A pretty literal translation of
http://www.norvig.com/spell-correct.html in Haskell.
*Main> sc <- getCorrector
*Main> sc "speling"
spelling
I didn't bother to use
ByteString so it's slow.
import Prelude hiding (words)
import Data.Char
import Data.Ord
import Data.Maybe
import qualified Data.Map as Map
import qualified Data.Set as Set
import qualified Data.List as List
words = List.words . map (toLower . (\c -> if isAlpha c then c else ' '))

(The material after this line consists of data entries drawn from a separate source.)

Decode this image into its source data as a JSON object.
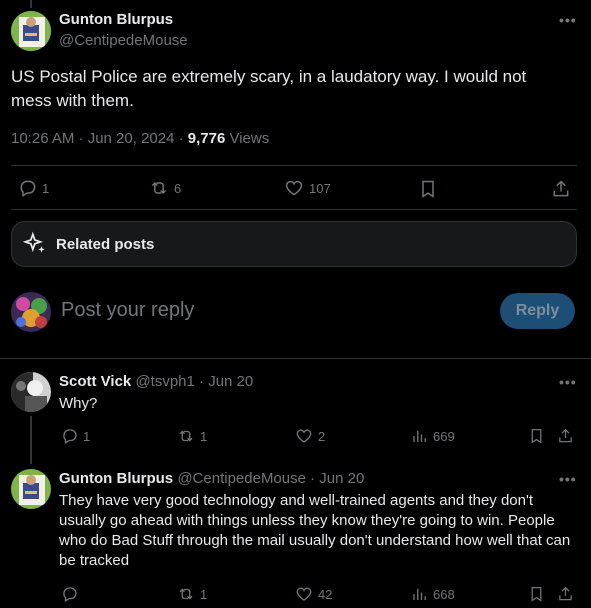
{
  "main_post": {
    "author_name": "Gunton Blurpus",
    "author_handle": "@CentipedeMouse",
    "text": "US Postal Police are extremely scary, in a laudatory way. I would not mess with them.",
    "time_date": "10:26 AM · Jun 20, 2024 · ",
    "views_count": "9,776",
    "views_label": " Views",
    "replies": "1",
    "reposts": "6",
    "likes": "107"
  },
  "related_posts_label": "Related posts",
  "composer": {
    "placeholder": "Post your reply",
    "reply_label": "Reply"
  },
  "replies": [
    {
      "author_name": "Scott Vick",
      "author_handle": "@tsvph1",
      "date": " · Jun 20",
      "text": "Why?",
      "replies": "1",
      "reposts": "1",
      "likes": "2",
      "views": "669"
    },
    {
      "author_name": "Gunton Blurpus",
      "author_handle": "@CentipedeMouse",
      "date": " · Jun 20",
      "text": "They have very good technology and well-trained agents and they don't usually go ahead with things unless they know they're going to win. People who do Bad Stuff through the mail usually don't understand how well that can be tracked",
      "replies": "",
      "reposts": "1",
      "likes": "42",
      "views": "668"
    }
  ],
  "icons": {
    "more": "more-dots-icon",
    "reply": "reply-bubble-icon",
    "repost": "repost-icon",
    "like": "heart-icon",
    "bookmark": "bookmark-icon",
    "share": "share-icon",
    "views": "views-chart-icon",
    "sparkle": "sparkle-icon"
  },
  "colors": {
    "background": "#000000",
    "text": "#e7e9ea",
    "muted": "#71767b",
    "divider": "#2f3336",
    "reply_button": "#1d4e75"
  }
}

train = List.foldl' (\dict f -> Map.insertWith' (+) f 1 dict) Map.empty
edits1 word =
let n = length word in
Set.fromList $ [take i word ++ drop (i+1) word | i <- [0..n-1]] -- deletion
++ [take i word ++ [word!!(i+1)] ++ [word!!i] ++ drop (i+2) word | i <- [0..n-2]] -- transposition
++ [take i word ++ [c] ++ drop (i+1) word | i <- [0..n-1] , c <- ['a'..'z'] ] -- alteration
++ [take i word ++ [c] ++ drop i word | i <- [0..n-1] , c <- ['a'..'z'] ] -- insertion
known_edits2 nwords word = Set.fromList [e2 | e1 <- Set.elems (edits1 word)
, e2 <- Set.elems (edits1 e1)
, e2 `Map.member` nwords ]
known nwords = Set.intersection (Map.keysSet nwords)
correct nwords word = let candidates = fromJust $ List.find (not . Set.null) [ known nwords (Set.singleton word)
, known nwords (edits1 word)
, known_edits2 nwords word
, Set.singleton word ]
in List.maximumBy (comparing (\c -> Map.findWithDefault 1 c nwords)) (Set.elems candidates)
getCorrector = do
nWORDS <- fmap (train . words) (readFile "big.txt")
return (putStrLn . correct nWORDS)